I've had bad luck with Wolf in both of my AR-15's.
After about one magazine, it starts short-cycling until a case seizes in the chamber, and the extractor rips the rim off.
On top of that, its underpowered.
Don't use it.
One is a full-length Armalite A2 with standard rifle buffer (chamber appears to be chrome - cannot say for sure about the bore).
Other is a Chrome-lined J&T-sourced 10.5 SBR with H2 buffer (rips rims with, and without, the Gemtech HALO suppressor).
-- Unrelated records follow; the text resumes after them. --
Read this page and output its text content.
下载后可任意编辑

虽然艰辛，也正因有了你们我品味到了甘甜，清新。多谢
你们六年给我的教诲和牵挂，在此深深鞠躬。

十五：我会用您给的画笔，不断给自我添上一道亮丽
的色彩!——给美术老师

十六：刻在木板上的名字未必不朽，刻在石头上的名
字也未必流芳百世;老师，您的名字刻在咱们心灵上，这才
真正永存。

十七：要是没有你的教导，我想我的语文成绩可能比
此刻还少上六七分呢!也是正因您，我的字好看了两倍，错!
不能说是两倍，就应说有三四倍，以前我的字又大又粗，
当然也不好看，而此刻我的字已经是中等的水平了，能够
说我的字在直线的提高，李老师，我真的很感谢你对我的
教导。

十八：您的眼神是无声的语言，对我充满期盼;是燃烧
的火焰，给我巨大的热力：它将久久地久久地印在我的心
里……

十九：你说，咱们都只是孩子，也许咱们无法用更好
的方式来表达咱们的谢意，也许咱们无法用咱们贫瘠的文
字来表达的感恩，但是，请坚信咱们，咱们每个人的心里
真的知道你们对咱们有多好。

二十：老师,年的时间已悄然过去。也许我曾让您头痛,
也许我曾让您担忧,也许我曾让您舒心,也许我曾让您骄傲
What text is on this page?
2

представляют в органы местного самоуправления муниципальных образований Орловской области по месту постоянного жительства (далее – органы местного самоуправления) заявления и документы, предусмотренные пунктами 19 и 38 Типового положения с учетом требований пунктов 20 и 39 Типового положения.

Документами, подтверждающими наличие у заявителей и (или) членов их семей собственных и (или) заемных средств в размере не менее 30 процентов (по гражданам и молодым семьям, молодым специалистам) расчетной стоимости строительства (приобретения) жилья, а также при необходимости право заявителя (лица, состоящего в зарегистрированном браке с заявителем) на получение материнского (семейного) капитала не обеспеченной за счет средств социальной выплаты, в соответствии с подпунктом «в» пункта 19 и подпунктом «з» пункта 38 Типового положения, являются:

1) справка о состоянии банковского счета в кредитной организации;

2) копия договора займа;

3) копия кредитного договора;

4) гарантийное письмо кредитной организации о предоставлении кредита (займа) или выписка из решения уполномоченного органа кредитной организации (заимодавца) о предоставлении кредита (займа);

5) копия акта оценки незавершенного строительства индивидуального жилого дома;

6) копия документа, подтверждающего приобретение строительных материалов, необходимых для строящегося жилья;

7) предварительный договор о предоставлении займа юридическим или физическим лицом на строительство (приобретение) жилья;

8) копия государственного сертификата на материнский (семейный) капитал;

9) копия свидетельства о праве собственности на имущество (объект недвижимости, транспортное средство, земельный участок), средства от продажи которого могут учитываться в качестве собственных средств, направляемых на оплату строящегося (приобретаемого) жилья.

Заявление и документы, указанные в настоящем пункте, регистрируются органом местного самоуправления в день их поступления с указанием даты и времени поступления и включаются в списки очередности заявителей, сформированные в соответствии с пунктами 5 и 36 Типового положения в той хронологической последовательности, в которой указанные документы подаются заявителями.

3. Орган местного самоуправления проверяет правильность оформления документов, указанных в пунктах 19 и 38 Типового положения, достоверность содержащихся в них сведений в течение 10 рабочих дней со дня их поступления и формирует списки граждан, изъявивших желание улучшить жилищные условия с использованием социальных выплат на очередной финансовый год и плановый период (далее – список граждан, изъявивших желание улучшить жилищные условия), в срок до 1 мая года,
After about one magazine, each rifle starts short-cycling until a case seizes in the chamber, and the extractor rips the rim off.
Neither of my guns are problematic with quality BRASS-CASED ammunition.
_______________________
Seriously, you can try some of that stuff in your rifle if you want.
I recommend that you load three mags each with 20 rounds.
Fire the first mag quickly without pausing.
If the gun has not choked by the end of the first mag, quickly insert the second mag.
Quickly fire 10 rounds from the second mag.
Cease fire.
Wait one minute try to fire the next shot (shot #11 second mag).
If the gun has not choked yet, fire four more shots.
Cease fire.
Wait one minute, and fire the remaining rounds in the mag.
Quickly insert the final mag, and fire all 20 rounds in rapid succession.
If the gun has not choked by the end of the third mag, you may conclude that your rifle *probably* tolerates steel-case ammo.
Otherwise, remember to bring a stiff cleaning rod to the range to bang the stuck cases from the chamber, and remember the stuck cases will be HOT.
The cleaning rod will also become extremely hot after two insertions in a hot bore.
Somebody will be along shortly to remind us that steel-case .223 works fine in AR's so long as you ram a steel-wire brush in the chamber to clean out whatever residue it is that steel-case ammo leaves behind, that brass-case ammo does not leave behind.
Then somebody will remind us that steel-case .223 ammo is fine in AR's unless you make the "mistake" of shooting brass-case ammo in the gun after you shoot the steel-case ammo - as you will discover that if you thought the stuck steel-case ammo was hell, the stuck brass-case ammo is worse by orders of magnitude.
This is what steel-case ammo (lacquer AND poly) do in the two AR’s from my collection.